As someone who really only started to get into the weeds on the NFL Draft in 2020, in the ensuing years, the prospects I've felt the most confident about succeeding at the pro level are as follows:
1. Penei Sewell
2. Joe Burrow
3. Derek Stingley Jr.
4. Caleb Williams
We're batting at least .750 so far on mortal lock guys, and Williams, for all his faults, is the new Madden cover guy.
Bengals' 2021 offseason still a raging success, and 2026 follows a similar path
Guess I"m getting nostalgic of late about that 2021 turning point. Yes, I would've loved to have Chase and Sewell on the Bengals, but shoot, for a notoriously conservative front office, they did score Trey Hendrickson, D.J. Reader, Chidobe Awuzie, and Mike Hilton during that free agency period.
Drafting Chase to reunite with his ex-LSU teammate Burrow was the no-brainer to end all no-brainers.
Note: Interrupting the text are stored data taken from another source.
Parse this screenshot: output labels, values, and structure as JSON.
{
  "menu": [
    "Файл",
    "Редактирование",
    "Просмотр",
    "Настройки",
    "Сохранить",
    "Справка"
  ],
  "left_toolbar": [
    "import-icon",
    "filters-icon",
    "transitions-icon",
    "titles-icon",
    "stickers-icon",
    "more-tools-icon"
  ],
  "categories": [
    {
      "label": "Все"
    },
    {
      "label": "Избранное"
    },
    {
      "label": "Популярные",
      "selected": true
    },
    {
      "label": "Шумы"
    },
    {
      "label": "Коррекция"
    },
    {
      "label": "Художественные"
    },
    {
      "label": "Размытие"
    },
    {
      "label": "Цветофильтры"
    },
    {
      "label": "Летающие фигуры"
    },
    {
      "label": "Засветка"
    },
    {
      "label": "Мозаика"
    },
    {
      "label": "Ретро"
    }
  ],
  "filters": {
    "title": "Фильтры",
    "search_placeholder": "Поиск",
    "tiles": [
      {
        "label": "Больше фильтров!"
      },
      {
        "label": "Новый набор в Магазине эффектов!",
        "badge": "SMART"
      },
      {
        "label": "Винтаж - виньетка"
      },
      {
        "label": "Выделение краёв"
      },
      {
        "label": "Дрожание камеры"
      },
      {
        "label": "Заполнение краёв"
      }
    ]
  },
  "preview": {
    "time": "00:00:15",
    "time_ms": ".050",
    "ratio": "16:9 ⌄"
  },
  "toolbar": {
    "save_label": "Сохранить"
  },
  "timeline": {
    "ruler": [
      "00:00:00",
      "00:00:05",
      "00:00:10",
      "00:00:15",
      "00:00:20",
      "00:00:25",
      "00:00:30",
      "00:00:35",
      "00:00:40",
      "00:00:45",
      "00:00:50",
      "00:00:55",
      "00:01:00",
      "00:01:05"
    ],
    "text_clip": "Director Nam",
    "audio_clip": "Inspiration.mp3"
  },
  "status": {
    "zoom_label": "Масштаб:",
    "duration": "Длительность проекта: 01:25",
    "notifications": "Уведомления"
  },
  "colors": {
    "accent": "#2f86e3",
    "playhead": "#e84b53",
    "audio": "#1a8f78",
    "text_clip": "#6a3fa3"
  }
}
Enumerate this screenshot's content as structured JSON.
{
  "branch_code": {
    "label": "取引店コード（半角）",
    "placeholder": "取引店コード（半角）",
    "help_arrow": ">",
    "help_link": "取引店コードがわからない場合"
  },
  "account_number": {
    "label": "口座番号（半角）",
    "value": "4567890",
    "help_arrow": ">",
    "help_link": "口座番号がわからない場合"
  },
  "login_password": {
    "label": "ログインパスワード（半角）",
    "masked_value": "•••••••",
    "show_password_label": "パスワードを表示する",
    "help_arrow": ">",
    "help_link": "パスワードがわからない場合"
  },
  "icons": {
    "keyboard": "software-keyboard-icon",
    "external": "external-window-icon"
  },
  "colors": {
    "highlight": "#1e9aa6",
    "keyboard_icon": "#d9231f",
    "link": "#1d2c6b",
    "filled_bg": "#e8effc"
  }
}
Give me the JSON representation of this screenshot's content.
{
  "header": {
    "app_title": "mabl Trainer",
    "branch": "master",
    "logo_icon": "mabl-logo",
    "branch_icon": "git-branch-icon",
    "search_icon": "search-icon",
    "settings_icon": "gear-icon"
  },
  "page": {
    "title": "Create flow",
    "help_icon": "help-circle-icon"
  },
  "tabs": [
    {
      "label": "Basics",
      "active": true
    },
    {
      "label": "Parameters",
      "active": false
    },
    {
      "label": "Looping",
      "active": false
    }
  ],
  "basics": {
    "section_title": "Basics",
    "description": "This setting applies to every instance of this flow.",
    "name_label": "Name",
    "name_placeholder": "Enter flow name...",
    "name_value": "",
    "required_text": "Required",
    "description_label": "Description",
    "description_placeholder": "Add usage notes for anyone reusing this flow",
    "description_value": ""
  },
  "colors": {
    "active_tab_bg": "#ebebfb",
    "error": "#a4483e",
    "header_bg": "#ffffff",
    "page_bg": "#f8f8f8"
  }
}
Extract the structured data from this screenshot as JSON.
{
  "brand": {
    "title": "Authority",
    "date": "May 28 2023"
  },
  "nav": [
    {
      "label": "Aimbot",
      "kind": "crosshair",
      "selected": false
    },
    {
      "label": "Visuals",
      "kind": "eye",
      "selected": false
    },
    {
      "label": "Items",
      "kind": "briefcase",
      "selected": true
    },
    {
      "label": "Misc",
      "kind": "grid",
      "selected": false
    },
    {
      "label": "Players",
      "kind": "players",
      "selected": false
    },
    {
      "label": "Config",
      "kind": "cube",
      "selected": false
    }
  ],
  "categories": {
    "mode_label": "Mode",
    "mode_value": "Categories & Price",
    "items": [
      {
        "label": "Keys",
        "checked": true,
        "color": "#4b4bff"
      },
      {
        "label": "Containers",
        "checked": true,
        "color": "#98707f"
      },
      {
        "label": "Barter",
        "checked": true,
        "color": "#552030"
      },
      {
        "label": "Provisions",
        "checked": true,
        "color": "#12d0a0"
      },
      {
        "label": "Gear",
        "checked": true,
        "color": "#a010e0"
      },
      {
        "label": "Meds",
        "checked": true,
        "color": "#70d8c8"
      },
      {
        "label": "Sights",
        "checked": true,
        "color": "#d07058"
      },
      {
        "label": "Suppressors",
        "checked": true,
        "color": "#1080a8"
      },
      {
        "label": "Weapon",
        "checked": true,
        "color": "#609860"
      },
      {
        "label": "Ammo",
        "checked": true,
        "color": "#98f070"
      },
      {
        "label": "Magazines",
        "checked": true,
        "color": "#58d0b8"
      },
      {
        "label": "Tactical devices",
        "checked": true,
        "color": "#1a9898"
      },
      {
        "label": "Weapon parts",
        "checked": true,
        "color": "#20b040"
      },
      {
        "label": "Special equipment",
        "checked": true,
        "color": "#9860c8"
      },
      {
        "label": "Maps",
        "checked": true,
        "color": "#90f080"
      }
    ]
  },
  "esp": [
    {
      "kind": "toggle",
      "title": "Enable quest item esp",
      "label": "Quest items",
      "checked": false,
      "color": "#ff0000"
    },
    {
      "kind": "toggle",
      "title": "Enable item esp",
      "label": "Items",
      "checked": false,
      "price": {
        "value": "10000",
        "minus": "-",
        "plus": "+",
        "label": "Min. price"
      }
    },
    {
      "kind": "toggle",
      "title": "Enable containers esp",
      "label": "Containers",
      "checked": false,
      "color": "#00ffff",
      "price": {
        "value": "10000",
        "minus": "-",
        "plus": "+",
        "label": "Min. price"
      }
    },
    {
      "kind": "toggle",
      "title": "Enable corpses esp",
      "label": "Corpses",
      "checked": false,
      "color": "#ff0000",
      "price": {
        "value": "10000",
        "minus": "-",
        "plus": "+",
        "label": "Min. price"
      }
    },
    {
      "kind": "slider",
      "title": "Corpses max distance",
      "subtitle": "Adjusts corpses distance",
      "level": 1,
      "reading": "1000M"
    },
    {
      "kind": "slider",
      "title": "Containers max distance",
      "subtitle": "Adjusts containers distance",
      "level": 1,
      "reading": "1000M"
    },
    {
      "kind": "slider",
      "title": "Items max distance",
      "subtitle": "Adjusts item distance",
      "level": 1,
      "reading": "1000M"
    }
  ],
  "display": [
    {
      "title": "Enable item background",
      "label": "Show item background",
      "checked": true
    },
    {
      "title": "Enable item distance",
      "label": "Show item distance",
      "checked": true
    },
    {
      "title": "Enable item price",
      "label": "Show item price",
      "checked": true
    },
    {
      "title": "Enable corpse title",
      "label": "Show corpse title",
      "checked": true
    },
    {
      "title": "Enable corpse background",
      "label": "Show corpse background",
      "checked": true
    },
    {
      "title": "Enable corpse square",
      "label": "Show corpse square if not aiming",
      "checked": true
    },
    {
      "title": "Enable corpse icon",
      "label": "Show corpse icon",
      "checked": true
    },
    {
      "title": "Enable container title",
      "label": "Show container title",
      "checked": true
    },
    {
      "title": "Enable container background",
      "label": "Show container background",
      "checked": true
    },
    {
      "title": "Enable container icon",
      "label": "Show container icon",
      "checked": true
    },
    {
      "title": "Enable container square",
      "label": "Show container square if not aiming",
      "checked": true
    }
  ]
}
In the years to follow, Cincinnati's brass sadly regressed to their old ways. That is, until Burrow started wondering last season whether football was fun anymore on public record. Then they got their rears in gear, crushing a defensive line rebuild with Dexter Lawrence, Boye Mafe, Jonathan Allen, and even second-round pick Cashius Howell.
Oh, and as for the safety position that continued to struggle in the wake of Jessie Bates' departure after the 2022 campaign, Duke Tobin and Co. finally addressed that with two-time Chiefs Super Bowl champ Bryan Cook.
Similar shades of 2021 happening with the Bengals right now. And they're way better off than they were back then. And Burrow is a far better quarterback now than he was, you know, coming off a devastating knee injury that cut his rookie campaign short.
It's fun to daydream about an NFL franchise have the gall to score two premium players in one draft with a historic trade. Thankfully, the reality around 1 Paycor Stadium is a lot rosier than it was some 12 months ago — and a breakthrough Super Bowl triumph could very well be on the horizon despite Sewell shining elsewhere.